Europa

Tutti europeisti?

Mario Draghi ci insegnerà a discutere in modo normale di Europa?

Photo by Francesca Tirico on Unsplash

L’Italia è da quasi dieci anni ostaggio di due narrazioni contrapposte, l’una pericolosa, l’altra ingenua, che le impediscono di fare passi in avanti nel suo rapporto con l’Unione europea.

Da un lato Matteo Salvini, Claudio Borghi, Alberto Bagnai, sostengono che l’unico modo per recuperare sovranità è uscire dall’Unione europea e dall’euro per «fare da soli», cioè stampare moneta. 

Dall’altro il Partito democratico e raggruppamenti vari come Più Europa portano avanti un europeismo acritico, tanto da definirlo nei giorni scorsi come l’architrave del nuovo governo (e cercare in questo modo di escludere Salvini). Come se scegliere di stare nell’Unione europea fosse un fine di per sé, e non un dato di fatto. 

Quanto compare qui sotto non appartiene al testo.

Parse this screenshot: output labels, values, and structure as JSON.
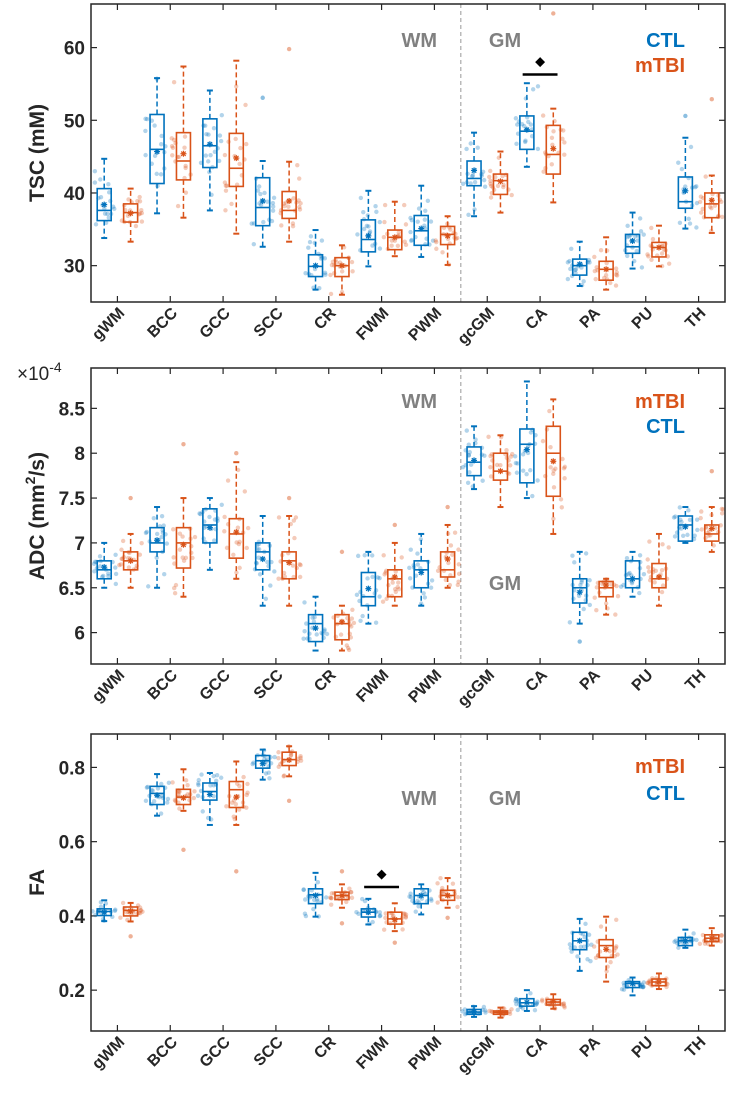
{
  "colors": {
    "CTL": "#0072BD",
    "mTBI": "#D95319",
    "region_label": "#808080",
    "axis": "#262626"
  },
  "stat_order": [
    "whisker_low",
    "q1",
    "median",
    "q3",
    "whisker_high",
    "mean"
  ],
  "chart_data": [
    {
      "type": "box",
      "ylabel": "TSC (mM)",
      "ylim": [
        25,
        66
      ],
      "yticks": [
        "30",
        "40",
        "50",
        "60"
      ],
      "categories": [
        "gWM",
        "BCC",
        "GCC",
        "SCC",
        "CR",
        "FWM",
        "PWM",
        "gcGM",
        "CA",
        "PA",
        "PU",
        "TH"
      ],
      "divider_between": [
        "PWM",
        "gcGM"
      ],
      "region_labels": [
        "WM",
        "GM"
      ],
      "legend": [
        "CTL",
        "mTBI"
      ],
      "significance": [
        {
          "category": "CA",
          "symbol": "◆",
          "bar_y": 56.3,
          "symbol_y": 58.2
        }
      ],
      "series": [
        {
          "name": "CTL",
          "boxes": [
            [
              33.8,
              36.2,
              37.6,
              40.6,
              44.7,
              38.4
            ],
            [
              37.2,
              41.3,
              46.0,
              50.8,
              55.8,
              45.7
            ],
            [
              37.6,
              43.5,
              46.5,
              50.2,
              54.1,
              46.7
            ],
            [
              32.6,
              35.5,
              38.0,
              42.1,
              44.4,
              38.9
            ],
            [
              26.7,
              28.5,
              29.9,
              31.5,
              34.9,
              30.0
            ],
            [
              29.9,
              31.9,
              33.6,
              36.3,
              40.3,
              34.1
            ],
            [
              31.2,
              32.8,
              34.8,
              36.9,
              41.0,
              35.1
            ],
            [
              36.8,
              41.0,
              42.0,
              44.4,
              48.3,
              43.1
            ],
            [
              43.6,
              46.0,
              48.5,
              50.6,
              55.1,
              48.7
            ],
            [
              27.2,
              28.7,
              30.0,
              30.9,
              33.3,
              30.2
            ],
            [
              29.6,
              31.7,
              32.6,
              34.3,
              37.3,
              33.4
            ],
            [
              35.1,
              37.9,
              38.8,
              42.2,
              47.6,
              40.3
            ]
          ],
          "outliers": [
            {
              "category": "SCC",
              "value": 53.1
            },
            {
              "category": "TH",
              "value": 50.6
            }
          ]
        },
        {
          "name": "mTBI",
          "boxes": [
            [
              33.3,
              36.0,
              37.3,
              38.5,
              40.6,
              37.2
            ],
            [
              36.6,
              41.8,
              44.4,
              48.3,
              57.4,
              45.4
            ],
            [
              34.4,
              40.9,
              43.4,
              48.2,
              58.2,
              44.8
            ],
            [
              33.3,
              36.5,
              37.6,
              40.2,
              44.3,
              38.9
            ],
            [
              26.0,
              28.5,
              30.0,
              31.1,
              32.8,
              30.0
            ],
            [
              31.3,
              32.2,
              33.9,
              34.9,
              38.8,
              33.9
            ],
            [
              30.1,
              32.9,
              34.3,
              35.4,
              36.8,
              34.1
            ],
            [
              37.3,
              39.8,
              41.7,
              42.6,
              45.7,
              41.6
            ],
            [
              38.7,
              42.6,
              45.3,
              49.3,
              51.6,
              46.1
            ],
            [
              26.7,
              28.0,
              29.5,
              30.6,
              33.9,
              29.5
            ],
            [
              29.9,
              31.2,
              32.5,
              33.2,
              35.5,
              32.5
            ],
            [
              34.5,
              36.6,
              38.5,
              40.0,
              42.4,
              39.0
            ]
          ],
          "outliers": [
            {
              "category": "SCC",
              "value": 59.8
            },
            {
              "category": "CA",
              "value": 64.7
            },
            {
              "category": "TH",
              "value": 52.9
            }
          ]
        }
      ]
    },
    {
      "type": "box",
      "ylabel_parts": [
        "ADC (mm",
        "2",
        "/s)"
      ],
      "exponent_label": [
        "×10",
        "-4"
      ],
      "ylim": [
        5.65,
        8.95
      ],
      "yticks": [
        "6",
        "6.5",
        "7",
        "7.5",
        "8",
        "8.5"
      ],
      "categories": [
        "gWM",
        "BCC",
        "GCC",
        "SCC",
        "CR",
        "FWM",
        "PWM",
        "gcGM",
        "CA",
        "PA",
        "PU",
        "TH"
      ],
      "divider_between": [
        "PWM",
        "gcGM"
      ],
      "region_labels": [
        "WM",
        "GM"
      ],
      "legend": [
        "mTBI",
        "CTL"
      ],
      "series": [
        {
          "name": "CTL",
          "boxes": [
            [
              6.5,
              6.6,
              6.7,
              6.8,
              7.0,
              6.73
            ],
            [
              6.5,
              6.9,
              7.0,
              7.17,
              7.4,
              7.03
            ],
            [
              6.7,
              7.0,
              7.2,
              7.38,
              7.5,
              7.17
            ],
            [
              6.3,
              6.7,
              6.9,
              7.0,
              7.3,
              6.82
            ],
            [
              5.8,
              5.9,
              6.1,
              6.2,
              6.4,
              6.05
            ],
            [
              6.1,
              6.3,
              6.4,
              6.67,
              6.9,
              6.49
            ],
            [
              6.3,
              6.5,
              6.7,
              6.8,
              7.1,
              6.67
            ],
            [
              7.6,
              7.75,
              7.9,
              8.07,
              8.3,
              7.92
            ],
            [
              7.5,
              7.67,
              8.1,
              8.27,
              8.8,
              8.04
            ],
            [
              6.1,
              6.33,
              6.5,
              6.6,
              6.9,
              6.45
            ],
            [
              6.4,
              6.5,
              6.6,
              6.8,
              6.9,
              6.6
            ],
            [
              7.0,
              7.02,
              7.2,
              7.3,
              7.4,
              7.18
            ]
          ],
          "outliers": [
            {
              "category": "PA",
              "value": 5.9
            }
          ]
        },
        {
          "name": "mTBI",
          "boxes": [
            [
              6.5,
              6.7,
              6.8,
              6.9,
              7.1,
              6.8
            ],
            [
              6.4,
              6.72,
              7.0,
              7.17,
              7.5,
              6.98
            ],
            [
              6.6,
              6.83,
              7.1,
              7.27,
              7.9,
              7.12
            ],
            [
              6.3,
              6.6,
              6.8,
              6.9,
              7.3,
              6.78
            ],
            [
              5.8,
              5.92,
              6.1,
              6.2,
              6.3,
              6.12
            ],
            [
              6.3,
              6.4,
              6.6,
              6.7,
              7.0,
              6.62
            ],
            [
              6.5,
              6.62,
              6.7,
              6.9,
              7.2,
              6.82
            ],
            [
              7.4,
              7.7,
              7.8,
              8.0,
              8.2,
              7.8
            ],
            [
              7.1,
              7.52,
              8.0,
              8.3,
              8.6,
              7.91
            ],
            [
              6.2,
              6.4,
              6.5,
              6.57,
              6.6,
              6.53
            ],
            [
              6.3,
              6.5,
              6.6,
              6.77,
              7.1,
              6.62
            ],
            [
              6.9,
              7.02,
              7.1,
              7.2,
              7.4,
              7.16
            ]
          ],
          "outliers": [
            {
              "category": "gWM",
              "value": 7.5
            },
            {
              "category": "BCC",
              "value": 8.1
            },
            {
              "category": "GCC",
              "value": 8.0
            },
            {
              "category": "SCC",
              "value": 7.5
            },
            {
              "category": "CR",
              "value": 6.9
            },
            {
              "category": "FWM",
              "value": 7.2
            },
            {
              "category": "PWM",
              "value": 7.4
            },
            {
              "category": "TH",
              "value": 7.8
            }
          ]
        }
      ]
    },
    {
      "type": "box",
      "ylabel": "FA",
      "ylim": [
        0.09,
        0.89
      ],
      "yticks": [
        "0.2",
        "0.4",
        "0.6",
        "0.8"
      ],
      "categories": [
        "gWM",
        "BCC",
        "GCC",
        "SCC",
        "CR",
        "FWM",
        "PWM",
        "gcGM",
        "CA",
        "PA",
        "PU",
        "TH"
      ],
      "divider_between": [
        "PWM",
        "gcGM"
      ],
      "region_labels": [
        "WM",
        "GM"
      ],
      "legend": [
        "mTBI",
        "CTL"
      ],
      "significance": [
        {
          "category": "FWM",
          "symbol": "◆",
          "bar_y": 0.478,
          "symbol_y": 0.516
        }
      ],
      "series": [
        {
          "name": "CTL",
          "boxes": [
            [
              0.386,
              0.401,
              0.412,
              0.419,
              0.442,
              0.41
            ],
            [
              0.67,
              0.7,
              0.73,
              0.749,
              0.782,
              0.725
            ],
            [
              0.645,
              0.712,
              0.735,
              0.758,
              0.785,
              0.727
            ],
            [
              0.767,
              0.798,
              0.818,
              0.832,
              0.848,
              0.81
            ],
            [
              0.398,
              0.433,
              0.457,
              0.473,
              0.516,
              0.455
            ],
            [
              0.377,
              0.397,
              0.41,
              0.419,
              0.446,
              0.41
            ],
            [
              0.404,
              0.433,
              0.455,
              0.473,
              0.485,
              0.455
            ],
            [
              0.128,
              0.135,
              0.141,
              0.148,
              0.157,
              0.142
            ],
            [
              0.144,
              0.157,
              0.166,
              0.177,
              0.2,
              0.167
            ],
            [
              0.252,
              0.309,
              0.333,
              0.356,
              0.392,
              0.333
            ],
            [
              0.186,
              0.207,
              0.218,
              0.223,
              0.234,
              0.218
            ],
            [
              0.314,
              0.32,
              0.333,
              0.342,
              0.363,
              0.333
            ]
          ],
          "outliers": []
        },
        {
          "name": "mTBI",
          "boxes": [
            [
              0.385,
              0.4,
              0.415,
              0.424,
              0.435,
              0.413
            ],
            [
              0.683,
              0.7,
              0.72,
              0.741,
              0.795,
              0.718
            ],
            [
              0.645,
              0.692,
              0.74,
              0.762,
              0.816,
              0.72
            ],
            [
              0.776,
              0.805,
              0.821,
              0.841,
              0.857,
              0.82
            ],
            [
              0.422,
              0.444,
              0.455,
              0.464,
              0.485,
              0.455
            ],
            [
              0.359,
              0.378,
              0.392,
              0.41,
              0.434,
              0.39
            ],
            [
              0.422,
              0.442,
              0.455,
              0.469,
              0.502,
              0.455
            ],
            [
              0.126,
              0.135,
              0.14,
              0.144,
              0.153,
              0.14
            ],
            [
              0.15,
              0.16,
              0.168,
              0.175,
              0.189,
              0.17
            ],
            [
              0.223,
              0.288,
              0.32,
              0.336,
              0.398,
              0.31
            ],
            [
              0.203,
              0.212,
              0.222,
              0.23,
              0.245,
              0.222
            ],
            [
              0.32,
              0.331,
              0.34,
              0.349,
              0.367,
              0.34
            ]
          ],
          "outliers": [
            {
              "category": "gWM",
              "value": 0.345
            },
            {
              "category": "BCC",
              "value": 0.578
            },
            {
              "category": "GCC",
              "value": 0.52
            },
            {
              "category": "SCC",
              "value": 0.71
            },
            {
              "category": "CR",
              "value": 0.52
            },
            {
              "category": "CR",
              "value": 0.38
            },
            {
              "category": "FWM",
              "value": 0.328
            },
            {
              "category": "PWM",
              "value": 0.395
            }
          ]
        }
      ]
    }
  ]
}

Salvini ha fatto un regalo enorme ai nostri europeisti: ha consentito loro di non elaborare una propria visione. 

Dire «noi non vogliamo uscire» è semplicissimo, non serve dire altro, e anzi permette impunemente di parlare di Stati Uniti d’Europa, una formula senza alcun senso logico ripetuta più volte da Matteo Renzi, il segretario del Pd più longevo.

Tutto questo ci ha fatto perdere tempo, mentre altre opinioni pubbliche riflettevano in modo più strutturato e approfondito sul proprio ruolo in Europa.

Non sappiamo se la conversione di Matteo Salvini sia genuina, probabilmente non lo è, visto che Claudio Borghi ancora oggi ripeteva su Twitter che «uscire dall’euro è una certezza, non una speranza». E però può provocare, lentamente, la marginalizzazione di opinioni come questa.

Voglio dire, Luigi Di Maio è passato dal raccogliere firme per uscire dall’euro e chiedere l’impeachment per Sergio Mattarella, a sostenere senza porre condizioni un governo guidato dall’ex presidente della Bce per seguire la strada tracciata «con saggezza» dal presidente della Repubblica.

Nessuno gliene chiede più conto e in fin dei conti è anche giusto così: se quelle idee infantili abbandonano il dibattito pubblico ne guadagniamo tutti. Anche perché, marginalizzate le idee, in modo fisiologico scompariranno anche questi personaggi.

L’alternativa è la bancarotta, intellettuale e finanziaria.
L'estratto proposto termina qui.